Çiya Sofrası, Istanbul

Before I embarked on this trip, already my friend has asked me what I wanted to eat. My answer was simple – anything she thought I should try, specifically Turkish food. So for dinner on my first day, we headed for Çiya Sofrası in the balık pazarı , or fish market district at Kadıköy. Walking the streets was interesting as it showed me the market scene of Turkey.

It was raining a bit so we didn’t really get to linger. Our destination was Çiya Sofrası, a restaurant known for serving Anatolian cuisine from different provinces of Turkey. I reckon that this was a good place to start as it did introduce the flavours and taste that I would be enjoying through the turkish leg of my trip!

Çiya Sofrası displays the many dishes of the day cafeteria style, behind a glass panel. Reminded me of our own nasi kandar joints. The only thing about having cooked dishes on the constant low heat is that the dishes are prone to overcooking.
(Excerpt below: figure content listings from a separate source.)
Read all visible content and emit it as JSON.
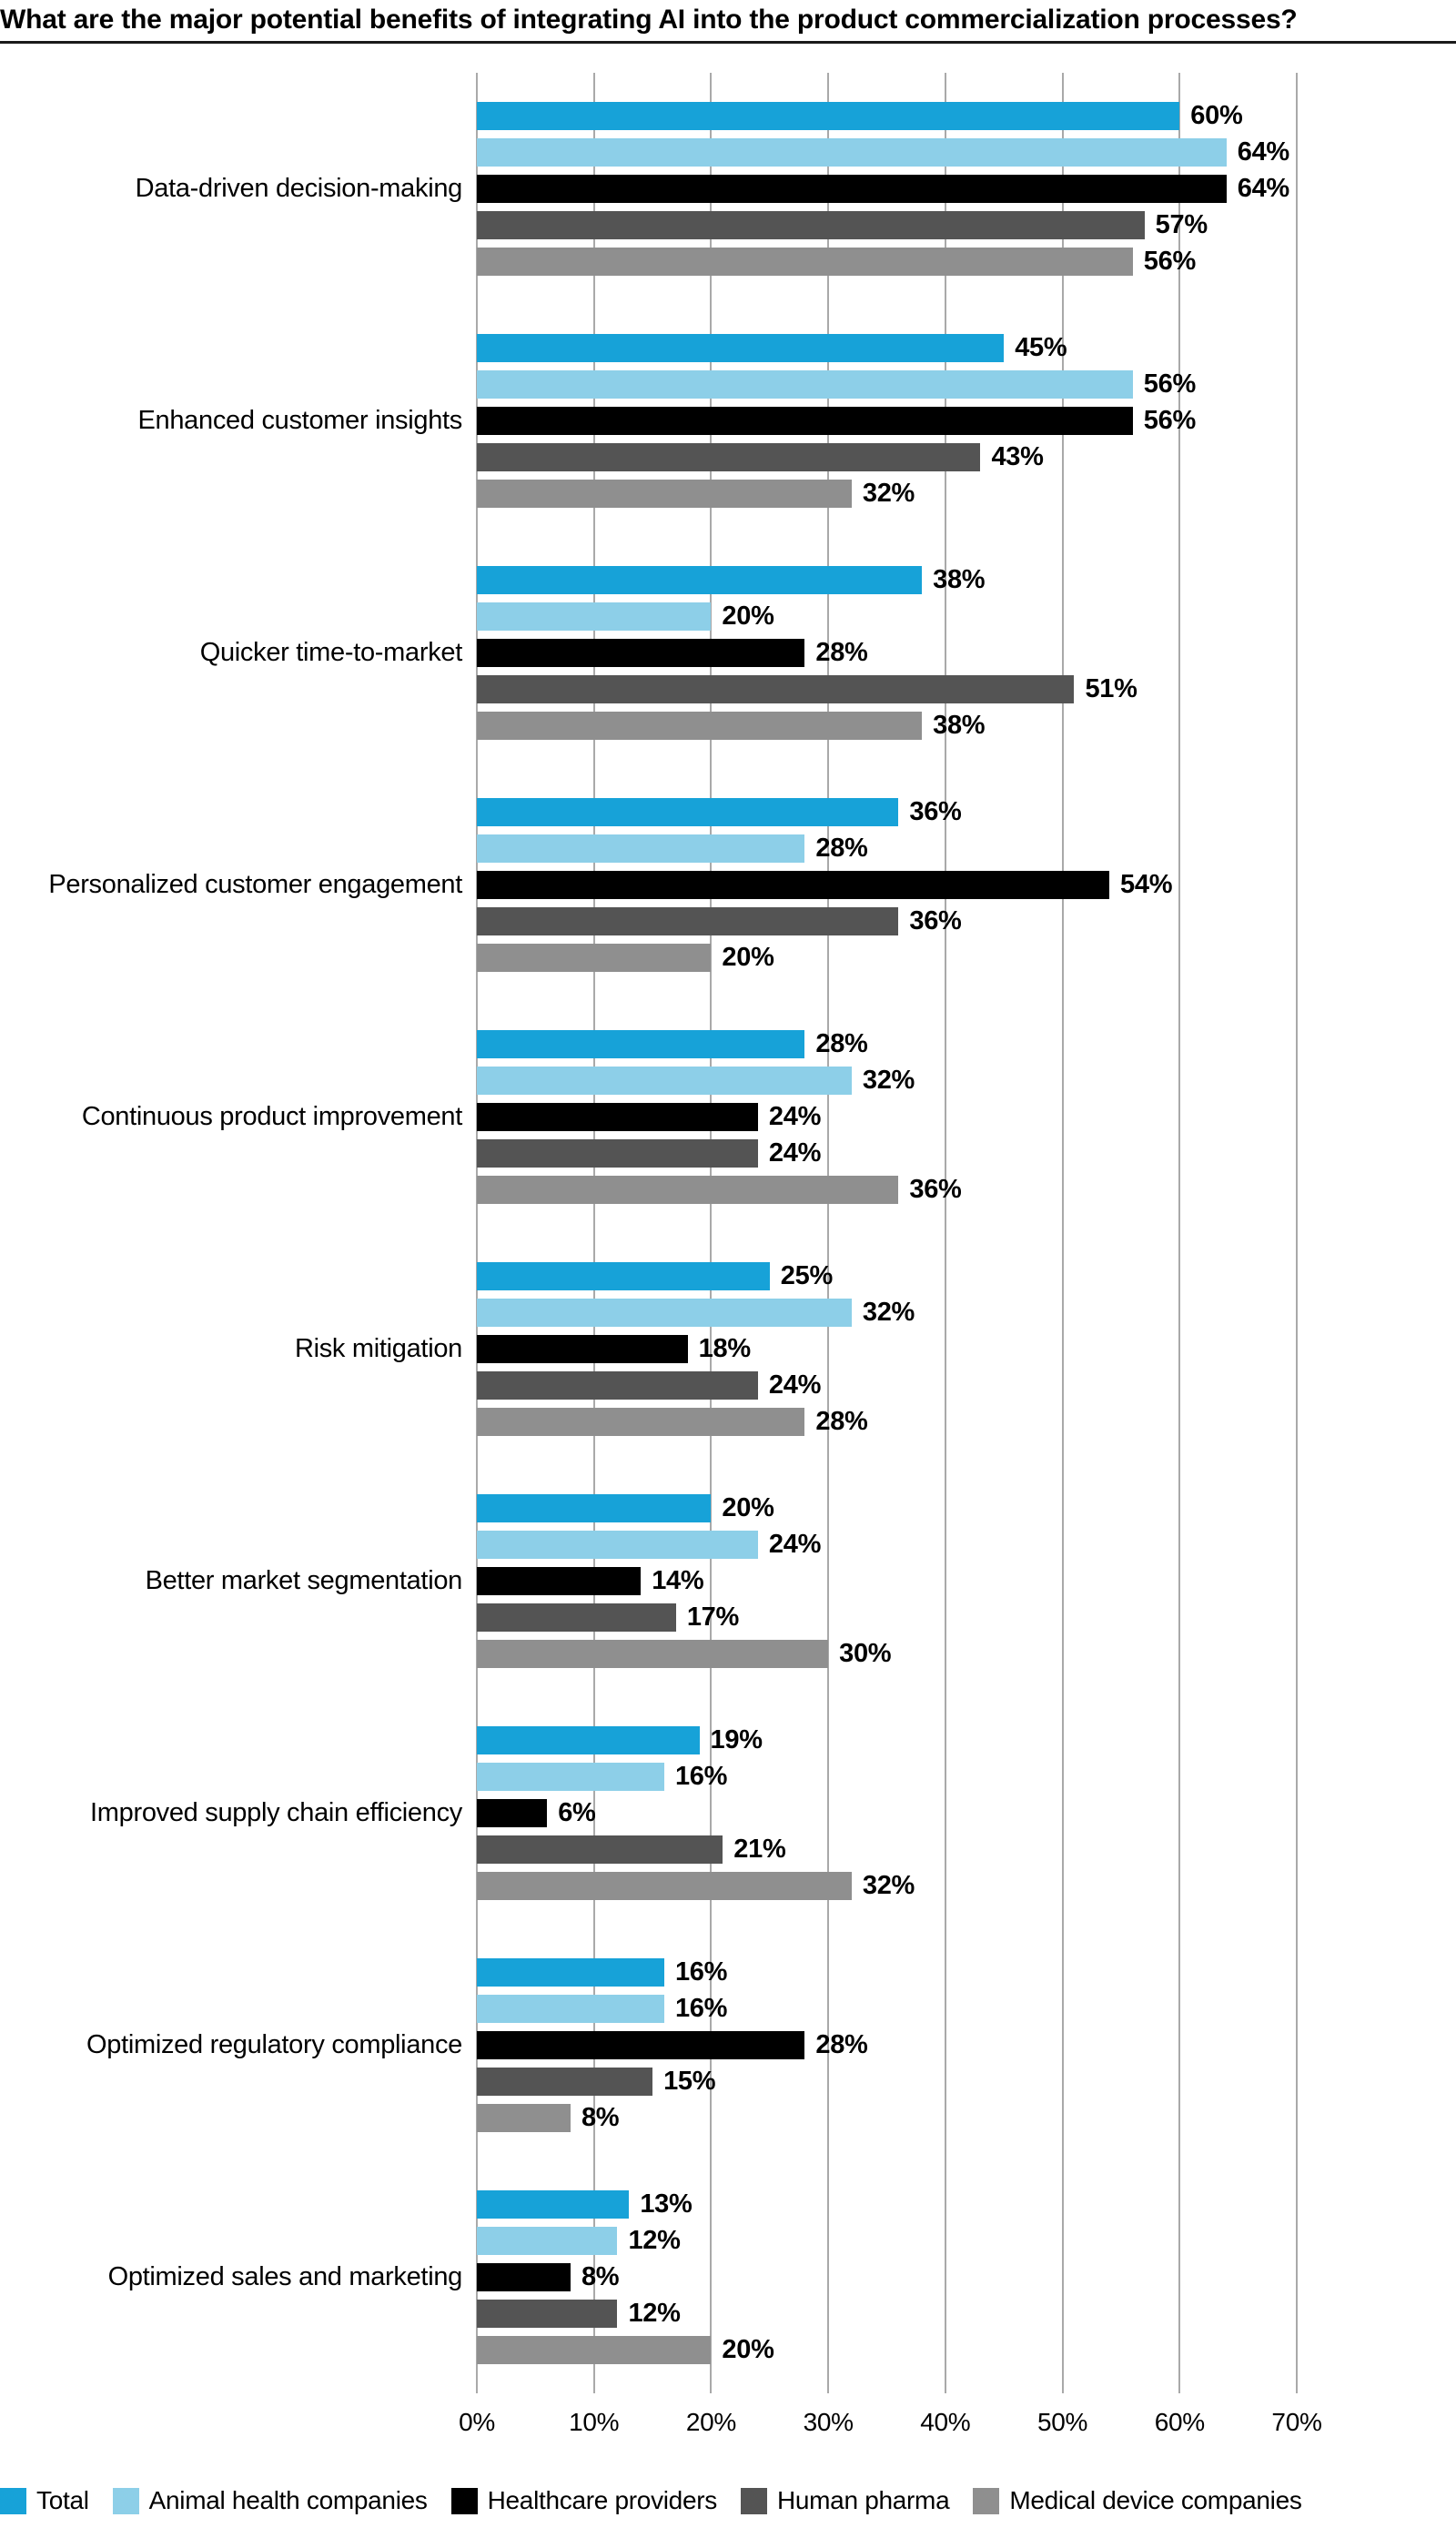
{
  "chart_data": {
    "type": "bar",
    "orientation": "horizontal",
    "title": "What are the major potential benefits of integrating AI into the product commercialization processes?",
    "categories": [
      "Data-driven decision-making",
      "Enhanced customer insights",
      "Quicker time-to-market",
      "Personalized customer engagement",
      "Continuous product improvement",
      "Risk mitigation",
      "Better market segmentation",
      "Improved supply chain efficiency",
      "Optimized regulatory compliance",
      "Optimized sales and marketing"
    ],
    "series": [
      {
        "name": "Total",
        "color": "#17A2D8",
        "values": [
          60,
          45,
          38,
          36,
          28,
          25,
          20,
          19,
          16,
          13
        ]
      },
      {
        "name": "Animal health companies",
        "color": "#8DCFE8",
        "values": [
          64,
          56,
          20,
          28,
          32,
          32,
          24,
          16,
          16,
          12
        ]
      },
      {
        "name": "Healthcare providers",
        "color": "#000000",
        "values": [
          64,
          56,
          28,
          54,
          24,
          18,
          14,
          6,
          28,
          8
        ]
      },
      {
        "name": "Human pharma",
        "color": "#545454",
        "values": [
          57,
          43,
          51,
          36,
          24,
          24,
          17,
          21,
          15,
          12
        ]
      },
      {
        "name": "Medical device companies",
        "color": "#8F8F8F",
        "values": [
          56,
          32,
          38,
          20,
          36,
          28,
          30,
          32,
          8,
          20
        ]
      }
    ],
    "xlim": [
      0,
      70
    ],
    "xticks": [
      "0%",
      "10%",
      "20%",
      "30%",
      "40%",
      "50%",
      "60%",
      "70%"
    ],
    "value_suffix": "%",
    "grid": "vertical",
    "grid_color": "#A9A9A9",
    "legend_position": "bottom"
  }
}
I was lucky to have a local order for me, but fear not, they do have English translations of their menu.

Thanks to the rain and wind, it was getting rather cold. So to warm ourselves up, we started with ezo gelin, a delightful, heartwarming lentil soup with mint and red pepper. It’s really quite a simple yet earthy tasting soup that was great with the bread.

My friend’s favourite is the içli köfte which is described as bulgar wheat encased meatballs. It looks more like croquettes to me, but has a harder, crunchier shell. Actually this is one of those addictive snacks where you won’t know when to stop.

We also had lahana sarmasi, stuffed cabbage with minced beef, onions and spices. Lahana is Turkish for cabbage whilst sarmasi translates to “wrapping” so this is somewhat similar to chinese cabbage wraps or rolls. Apart from ground meat fillings, other versions also has rice fillings.

For a taste of the south, from Urfa, we had pazi borani, a medley of swiss chard, chickpeas & black eyed peas with yogurt. The Turks love to serve a dollop of yoghurt with their greens from what I noticed. I don’t mind coz I really love the yoghurt in Turkey. So yummy!

Another wonderful dish that I’m itching to cook at home is diyarbakir güveç, a savoury stew of lamb, cooked with eggplants and tomatoes. Güveç is the clay or earthenware pot that cooks the meat and vegetables slowly, bringing out all the flavours that gives this stew its heady aroma. Very satisfying.

We also had lahmacun another form of Turkish flatbread pizza with minced meat, red peppers and parsley. The bread base is so thin it’s almost like eating baked tortilla with a meat spread. We just helped ourselves by tearing at it and rolling it up and stuffing it into our mouths. So good!

The Turks love their sweets (think baklava, lokum and sweet çay and you’ll know what I mean) so it’s only right we ended the meal with a dessert. Kerebiç was our choice, a semolina flour ball filled with pistachio bits. It is served with a foam that is purportedly to aid digestion and dusted with cinnamon powder. Yes, it was sweet and crumbly but the foam balanced that a bit. It’s nice but not really my thing due to the sugar level. Lucky we had the complimentary kekik (wild oregano) tea to wash it down. Hehe.

Overall it was a delightful dinner discovering the taste of Turkey, so to speak.

Çiya Sofrası (www)
Caferağa Mah. Güneşlibahçe Sokak No. 43
Kadıköy, Istanbul,

other reviews;
ozlem’s turkish table
opining, whining & dining
new york times


1 Comment »

  1. Zeytinyagli said

    Well, three of us who had nothing else in common to eat that day had dinner there and we all got food poisoning. Next day, when we called their management, the possibility of such a poisoning was categorically denied. Nice going, Çiya. Way to keep up your reputation.